The runaway series leader and six-time world champion warned of the challenge ahead as former racer Mark Webber, now a television commentator, said the spectacular Ferrari-owned Mugello circuit was so fast that the drivers’ “necks are going to snap in half”.
The Australian may have been jesting, but all of the drivers made clear how physically exhausting the circuit was.
“We are all athletes and we train, but this track is incredibly physical and it is not at all easy to go through that fast section,” said Hamilton. “I’ve found that I am breathing heavier because there is so much focus and there is no room for error.
“The whole body is completely tense and every muscle is fully engaged. We don’t get to the end of a lap with a low heart rate. This track is phenomenal, but it is incredibly challenging, too.”
Hamilton beat Mercedes teammate Bottas to secure a record-extending 95th pole position.
The drivers will endure high levels of g-force on each lap with everyone enduring 5g or more in seven of the 15 corners of a track hosting its first F1 grand prix.
Hamilton said he has not learned the circuit as quickly as he expected. “Normally I tend to think and in my past I always felt that one of my strengths is learning a circuit quite quickly, but for this one we went on the simulator, which I never do, and I don’t feel like I benefited,” he said.
“So getting here (pole position) was a lot of work. The pressure was incredibly high. Going out there, doing laps, I was struggling to get to the limit, find the limit in certain sectors.
“Valtteri was miles ahead really in some of those areas so the pressure was higher than ever because if I hadn’t done the work then I wouldn’t have got the result.”
Lewis Hamilton faces a stiff challenge on the demanding circuit.Source:AFP
Sergio Perez, who faces a one-place grid penalty for his brush with Kimi Raikkonen on Friday, qualified sixth ahead of his Racing Point teammate Lance Stroll, but will cop a one-place grid penalty for his brush with Kimi Raikkonen in practice.
Daniel Ricciardo was eighth fastest in his Renault, ahead of McLaren’s Carlos Sainz and comrade Esteban Ocon.
On a glorious day in the Tuscan hills, the air temperature was 29C and the track 46 as Q1 began with Bottas topping Hamilton by almost three-tenths, leaving Verstappen adrift by half a second in third.
Perez was fifth behind Albon with Leclerc in sixth while, in the drop zone, Vettel scrambled through to Q2 in his Ferrari to dump last Sunday’s Monza winner Pierre Gasly into 16th.

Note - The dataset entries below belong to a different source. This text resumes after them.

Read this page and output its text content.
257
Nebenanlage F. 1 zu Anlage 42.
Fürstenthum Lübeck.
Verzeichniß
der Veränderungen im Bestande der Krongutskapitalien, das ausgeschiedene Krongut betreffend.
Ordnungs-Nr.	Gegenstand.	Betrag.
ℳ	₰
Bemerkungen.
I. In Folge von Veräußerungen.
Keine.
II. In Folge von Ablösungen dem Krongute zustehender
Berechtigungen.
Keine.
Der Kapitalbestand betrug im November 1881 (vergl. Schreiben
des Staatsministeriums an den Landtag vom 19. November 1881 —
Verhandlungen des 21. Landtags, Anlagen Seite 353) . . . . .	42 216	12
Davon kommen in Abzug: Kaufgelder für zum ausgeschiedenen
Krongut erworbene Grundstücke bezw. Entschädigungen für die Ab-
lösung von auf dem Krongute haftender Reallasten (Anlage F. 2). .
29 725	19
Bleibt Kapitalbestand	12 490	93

That meant the Frenchman was eliminated along with Antonio Giovinazzi of Alfa Romeo, the two Williams of George Russell and Nicholas Latifi and Haas’s Kevin Magnussen.
Lando Norris then missed out on the top 10 shootout along with Daniil Kvyat of Alpha Tauri, Kimi Raikkonen of Alfa Romeo, Vettel and Romain Grosjean of Haas.
THE GRID — TOP 10
1. Lewis Hamilton (Mercedes)
2. Valtteri Bottas (Mercedes)
3. Max Verstappen (Red Bull)
4. Alexander Albon (Red Bull)
5. Charles Leclerc (Ferrari)
6. Lance Stroll (Racing Point)
7. Sergio Perez (Racing Point)
8. Daniel Ricciardo (Renault)
9. Carlos Sainz Jr (McLaren)
10. Esteban Ocon (Renault)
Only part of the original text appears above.